# Sleeping baby



## Sweetsomedays (Nov 28, 2007)

CC always welcome especially with these since I am kinda new to conversions.


----------



## D3sh1 (Nov 29, 2007)

liked them all accept the last one , the angle doesnt realy show his lil cute face and thats the main catch that makes you fall in love in the pictures  .
good pictures , good lighting and get new for the nikon d300


----------



## PrincessB (Nov 29, 2007)

I like the idea of the last one, doing an over head shot, but would have taken it from slightly more in front of the kid to catch more of the sleeping face.


----------



## Sweetsomedays (Nov 29, 2007)

Thanks for the feedback  I will have to try this again. She is such a light lil sleeper. My main goal with the last one was to capture as much of the lashes as possible (I'd kill for a micro lens in this instance).
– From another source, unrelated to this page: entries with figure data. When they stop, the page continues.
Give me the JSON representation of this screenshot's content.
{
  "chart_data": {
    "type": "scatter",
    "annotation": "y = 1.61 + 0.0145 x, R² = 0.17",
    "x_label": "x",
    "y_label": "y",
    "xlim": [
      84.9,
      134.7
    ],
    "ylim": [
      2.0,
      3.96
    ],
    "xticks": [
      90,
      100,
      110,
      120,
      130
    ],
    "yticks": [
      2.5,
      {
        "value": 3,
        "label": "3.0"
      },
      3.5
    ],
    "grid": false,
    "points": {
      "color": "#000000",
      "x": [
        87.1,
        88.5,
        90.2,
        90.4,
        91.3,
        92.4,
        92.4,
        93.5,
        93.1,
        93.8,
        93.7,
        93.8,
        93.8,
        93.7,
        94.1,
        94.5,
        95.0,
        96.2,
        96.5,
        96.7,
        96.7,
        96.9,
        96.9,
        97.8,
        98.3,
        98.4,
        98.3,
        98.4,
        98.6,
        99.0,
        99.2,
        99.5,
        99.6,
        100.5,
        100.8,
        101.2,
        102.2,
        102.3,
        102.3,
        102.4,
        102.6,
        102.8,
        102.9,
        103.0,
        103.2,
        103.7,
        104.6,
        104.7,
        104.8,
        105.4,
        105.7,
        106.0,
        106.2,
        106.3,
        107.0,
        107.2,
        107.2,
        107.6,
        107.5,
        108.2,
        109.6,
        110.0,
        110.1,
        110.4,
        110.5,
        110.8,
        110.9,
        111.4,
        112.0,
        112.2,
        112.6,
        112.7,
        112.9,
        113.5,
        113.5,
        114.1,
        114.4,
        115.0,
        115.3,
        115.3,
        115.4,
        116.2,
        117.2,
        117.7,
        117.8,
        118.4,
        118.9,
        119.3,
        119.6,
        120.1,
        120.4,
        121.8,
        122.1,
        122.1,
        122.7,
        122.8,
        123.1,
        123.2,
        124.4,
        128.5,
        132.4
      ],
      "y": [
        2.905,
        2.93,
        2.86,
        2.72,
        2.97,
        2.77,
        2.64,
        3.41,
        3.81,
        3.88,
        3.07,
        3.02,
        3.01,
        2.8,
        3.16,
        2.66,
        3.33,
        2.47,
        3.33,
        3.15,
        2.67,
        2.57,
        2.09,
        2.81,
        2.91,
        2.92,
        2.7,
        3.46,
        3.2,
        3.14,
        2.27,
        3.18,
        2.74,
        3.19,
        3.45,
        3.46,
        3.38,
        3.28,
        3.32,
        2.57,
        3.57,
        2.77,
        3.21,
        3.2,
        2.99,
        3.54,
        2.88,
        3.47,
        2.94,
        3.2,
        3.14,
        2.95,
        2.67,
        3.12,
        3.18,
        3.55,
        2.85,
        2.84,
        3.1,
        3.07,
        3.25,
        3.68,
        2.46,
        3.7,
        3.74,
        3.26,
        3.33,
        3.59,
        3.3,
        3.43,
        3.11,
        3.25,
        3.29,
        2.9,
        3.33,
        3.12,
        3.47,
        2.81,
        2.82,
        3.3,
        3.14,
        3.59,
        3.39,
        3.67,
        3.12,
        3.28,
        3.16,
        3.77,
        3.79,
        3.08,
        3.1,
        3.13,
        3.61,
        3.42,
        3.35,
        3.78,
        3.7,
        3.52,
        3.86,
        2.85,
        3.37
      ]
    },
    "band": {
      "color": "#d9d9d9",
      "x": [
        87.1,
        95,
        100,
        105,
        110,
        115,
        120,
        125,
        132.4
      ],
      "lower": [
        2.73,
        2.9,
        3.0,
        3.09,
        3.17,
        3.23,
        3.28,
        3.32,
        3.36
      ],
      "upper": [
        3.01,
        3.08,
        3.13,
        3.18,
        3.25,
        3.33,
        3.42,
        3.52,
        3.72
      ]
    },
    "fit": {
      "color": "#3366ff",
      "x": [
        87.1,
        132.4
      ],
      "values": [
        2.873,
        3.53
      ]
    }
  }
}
I will try to accomplish both capturing the lashes and getting the face in next time!


----------



## Christina (Nov 30, 2007)

i like them all but the first one takes my breath away, i dunno , im silly like that, little hands or feet just make me smile, for soon they grow up ..

wonderful shots.


----------



## THORHAMMER (Dec 2, 2007)

beautiful shots, I love how you got in tight on most of them... 

Also the colors and sharpness are nice too...


----------



## willpops (Dec 3, 2007)

Like the others, i like the series, except maybe the last.
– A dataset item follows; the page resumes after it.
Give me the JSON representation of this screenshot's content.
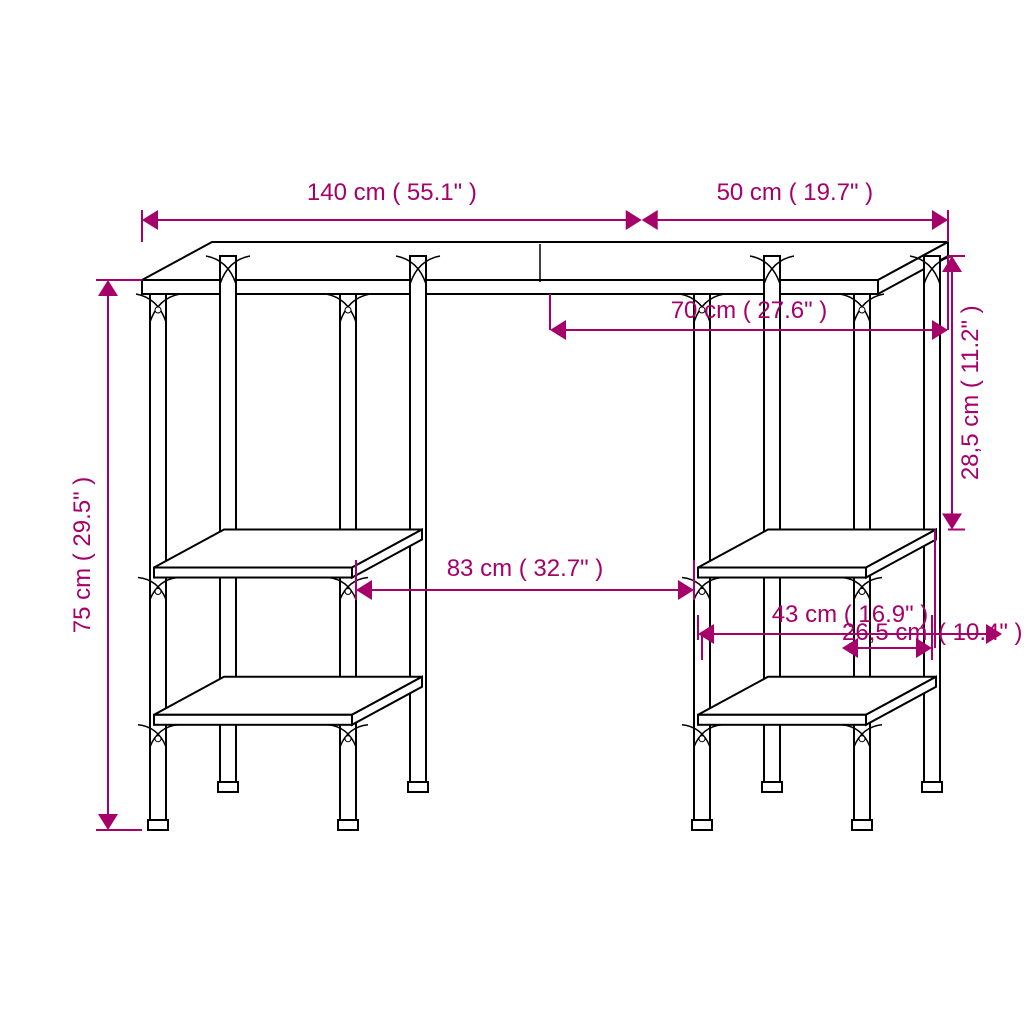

The B&W values are very subtle, and the sharpness is there, even if the subject is "soft".

I join *PrincessB* for the idea of taking the last pic more in front of the child.
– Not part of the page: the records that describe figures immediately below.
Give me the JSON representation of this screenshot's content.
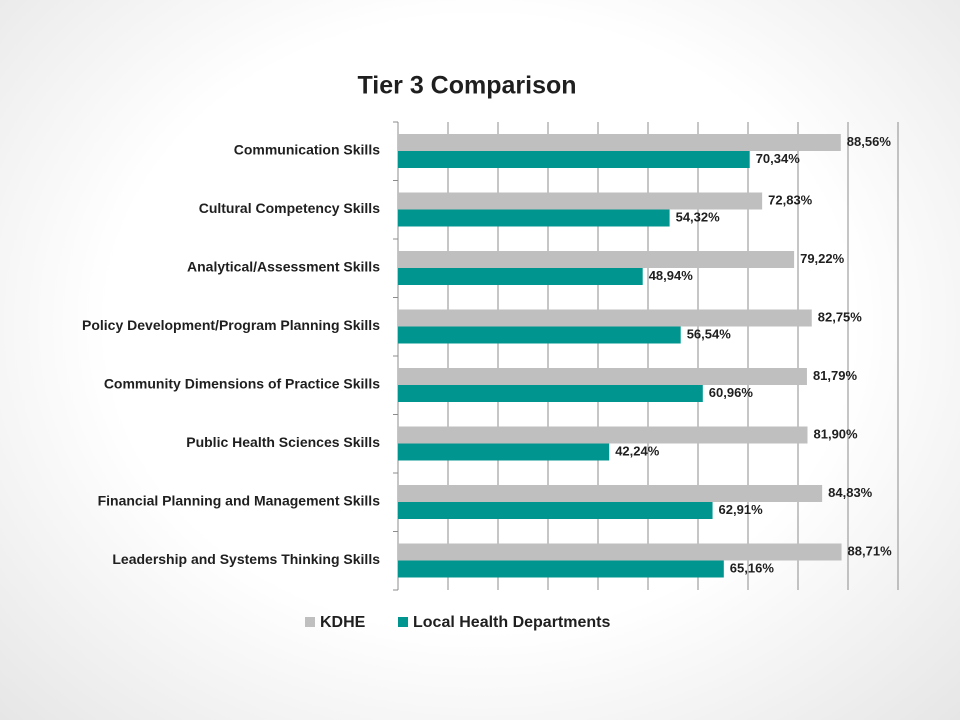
{
  "chart_data": {
    "type": "hbar",
    "title": "Tier 3 Comparison",
    "categories": [
      "Communication Skills",
      "Cultural Competency Skills",
      "Analytical/Assessment Skills",
      "Policy Development/Program Planning Skills",
      "Community Dimensions of Practice Skills",
      "Public Health Sciences Skills",
      "Financial Planning and Management Skills",
      "Leadership and Systems Thinking Skills"
    ],
    "series": [
      {
        "name": "KDHE",
        "color": "#bfbfbf",
        "values": [
          88.56,
          72.83,
          79.22,
          82.75,
          81.79,
          81.9,
          84.83,
          88.71
        ],
        "value_labels": [
          "88,56%",
          "72,83%",
          "79,22%",
          "82,75%",
          "81,79%",
          "81,90%",
          "84,83%",
          "88,71%"
        ]
      },
      {
        "name": "Local Health Departments",
        "color": "#00968f",
        "values": [
          70.34,
          54.32,
          48.94,
          56.54,
          60.96,
          42.24,
          62.91,
          65.16
        ],
        "value_labels": [
          "70,34%",
          "54,32%",
          "48,94%",
          "56,54%",
          "60,96%",
          "42,24%",
          "62,91%",
          "65,16%"
        ]
      }
    ],
    "xlim": [
      0,
      100
    ],
    "xticks": [
      0,
      10,
      20,
      30,
      40,
      50,
      60,
      70,
      80,
      90,
      100
    ],
    "grid": true,
    "legend": "bottom"
  }
}
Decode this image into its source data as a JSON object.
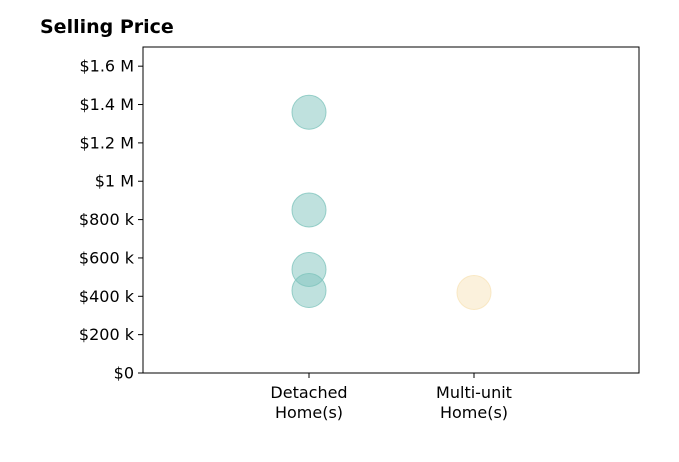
{
  "chart_data": {
    "type": "scatter",
    "title": "Selling Price",
    "categories": [
      "Detached\nHome(s)",
      "Multi-unit\nHome(s)"
    ],
    "series": [
      {
        "category": "Detached\nHome(s)",
        "color": "#80c4bd",
        "values": [
          1360000,
          850000,
          540000,
          430000
        ]
      },
      {
        "category": "Multi-unit\nHome(s)",
        "color": "#f7e3b9",
        "values": [
          420000
        ]
      }
    ],
    "yticks": [
      {
        "value": 0,
        "label": "$0"
      },
      {
        "value": 200000,
        "label": "$200 k"
      },
      {
        "value": 400000,
        "label": "$400 k"
      },
      {
        "value": 600000,
        "label": "$600 k"
      },
      {
        "value": 800000,
        "label": "$800 k"
      },
      {
        "value": 1000000,
        "label": "$1 M"
      },
      {
        "value": 1200000,
        "label": "$1.2 M"
      },
      {
        "value": 1400000,
        "label": "$1.4 M"
      },
      {
        "value": 1600000,
        "label": "$1.6 M"
      }
    ],
    "ylim": [
      0,
      1700000
    ],
    "xlabel": "",
    "ylabel": "",
    "grid": false,
    "legend": "none"
  }
}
And i'm surprised that, for once, i love the copyright marking (except maybe for the "C", that is too modern, next to the calligraphic text)


----------



## C.Lloyd (Dec 5, 2007)

Well I like the angle on the last one. And the feet in the first one. The other 2 are a little too much "anybody could've shot this" for me.


----------



## C.Lloyd (Dec 5, 2007)

Ok, so I kinda like the third one too.


----------



## ShaCow (Dec 5, 2007)

the first and second are my favourite  well done


----------



## rprimeau95 (Dec 5, 2007)

Sweetsomedays said:


> Thanks for the feedback  I will have to try this again. She is such a light lil sleeper. My main goal with the last one was to capture as much of the lashes as possible (I'd kill for a micro lens in this instance). I will try to accomplish both capturing the lashes and getting the face in next time!




I agree with the comments about the last pic, but if lashes were you goal and you don't have a macro you can always play around with cropping to make them the focal point.

I love the way the feet are dropping on the first one the best


----------



## Bobby Ironsights (Dec 6, 2007)

1+3:thumbup:


2+4:thumbdown:


----------